Fig 5. Performance and Validation of the Predictive Model for HF.

(A) Development of the binomial classifier using the regularization parameter that minimized binomial deviance in the training datasets. (B) Expression profiles of the six key genes used to construct the predictive model. (C) Correlation analysis of the expression levels of the six model genes between the training and testing datasets. (D) Analysis of genes with non-zero coefficients, showing that their expression profiles are nearly mutually exclusive. (E) Validation of the predictive model on independent datasets GSE141910 and GSE5406, confirming the model’s ability to differentiate HF patients from healthy controls.

Fig 6. Differential Expression, ROC Analysis, and PPI Network of Model Genes.

(A) Differential expression analysis of the model genes in the training dataset, showing significant differences between HF and control samples. (B) Differential expression analysis in the validation dataset, confirming the significant expression patterns observed in the training dataset. (C) ROC curve analysis in the training dataset, demonstrating that the risk score provides superior predictive performance for HF compared to individual model genes. (D-E) ROC curve analyses in two independent validation datasets, showing that the risk score consistently outperforms individual genes in predicting HF. (F-H) PPI network analysis of GNMT, FURIN, and BEX1, with interactions supported by experimental evidence. The length of the lines reflects the strength of interaction evidence, with shorter lines indicating stronger interactions.

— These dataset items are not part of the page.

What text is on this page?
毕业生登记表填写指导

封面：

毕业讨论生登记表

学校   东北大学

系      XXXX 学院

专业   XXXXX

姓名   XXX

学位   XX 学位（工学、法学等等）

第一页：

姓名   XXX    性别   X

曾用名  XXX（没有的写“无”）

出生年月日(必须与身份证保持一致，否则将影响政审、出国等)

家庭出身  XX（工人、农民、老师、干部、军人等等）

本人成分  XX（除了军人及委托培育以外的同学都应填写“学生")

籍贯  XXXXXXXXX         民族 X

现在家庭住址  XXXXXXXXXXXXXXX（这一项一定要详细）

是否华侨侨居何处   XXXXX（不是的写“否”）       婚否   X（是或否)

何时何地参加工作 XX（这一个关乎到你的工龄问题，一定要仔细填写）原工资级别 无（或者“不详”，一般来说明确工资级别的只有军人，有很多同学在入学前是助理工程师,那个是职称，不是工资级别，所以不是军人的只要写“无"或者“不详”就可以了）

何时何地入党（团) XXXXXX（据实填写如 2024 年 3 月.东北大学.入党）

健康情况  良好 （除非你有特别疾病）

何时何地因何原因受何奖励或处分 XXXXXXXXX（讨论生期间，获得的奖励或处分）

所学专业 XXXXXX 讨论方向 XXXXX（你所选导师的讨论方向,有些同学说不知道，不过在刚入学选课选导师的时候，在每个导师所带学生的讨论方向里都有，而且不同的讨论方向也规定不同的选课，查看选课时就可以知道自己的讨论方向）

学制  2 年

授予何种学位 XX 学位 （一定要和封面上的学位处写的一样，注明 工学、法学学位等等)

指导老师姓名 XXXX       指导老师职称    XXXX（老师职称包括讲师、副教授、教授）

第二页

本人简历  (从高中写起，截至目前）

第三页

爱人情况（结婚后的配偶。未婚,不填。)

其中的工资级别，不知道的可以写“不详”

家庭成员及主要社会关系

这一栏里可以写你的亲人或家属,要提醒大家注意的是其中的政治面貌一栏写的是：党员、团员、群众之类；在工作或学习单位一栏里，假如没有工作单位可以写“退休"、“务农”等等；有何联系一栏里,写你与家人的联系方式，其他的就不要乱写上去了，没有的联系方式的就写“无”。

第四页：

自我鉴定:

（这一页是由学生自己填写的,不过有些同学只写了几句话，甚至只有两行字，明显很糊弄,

Fig 7. Immune Infiltration and Association with Risk Score in HF Patients.

(A) Immune infiltration analysis using CIBERSORT, IPS, and xCell, showing significant differences between HF patients and control samples, with more pronounced differences at higher risk score levels. (B) Correlation analysis between the risk score and 46 immune-related metrics, demonstrating significant associations. (C) Negative correlation between the risk score and immune checkpoint gene expression. (D) Positive correlation between the risk score and HLA family gene expression.

Fig 8. The Relative Expression Levels of Six Key Genes in Sepsis Models.

The qRT-qPCR results demonstrated that the expression levels of GNMT, SEMA4B, FURIN, and RNASE2 in the sepsis group (n = 9) were significantly lower than those of the control group (n = 9), whereas the relative expression levels of BEX1, and EPHX2 were significantly higher. **p 0.01, ***p 0.001, ****p 0.0001, t-test based p-value.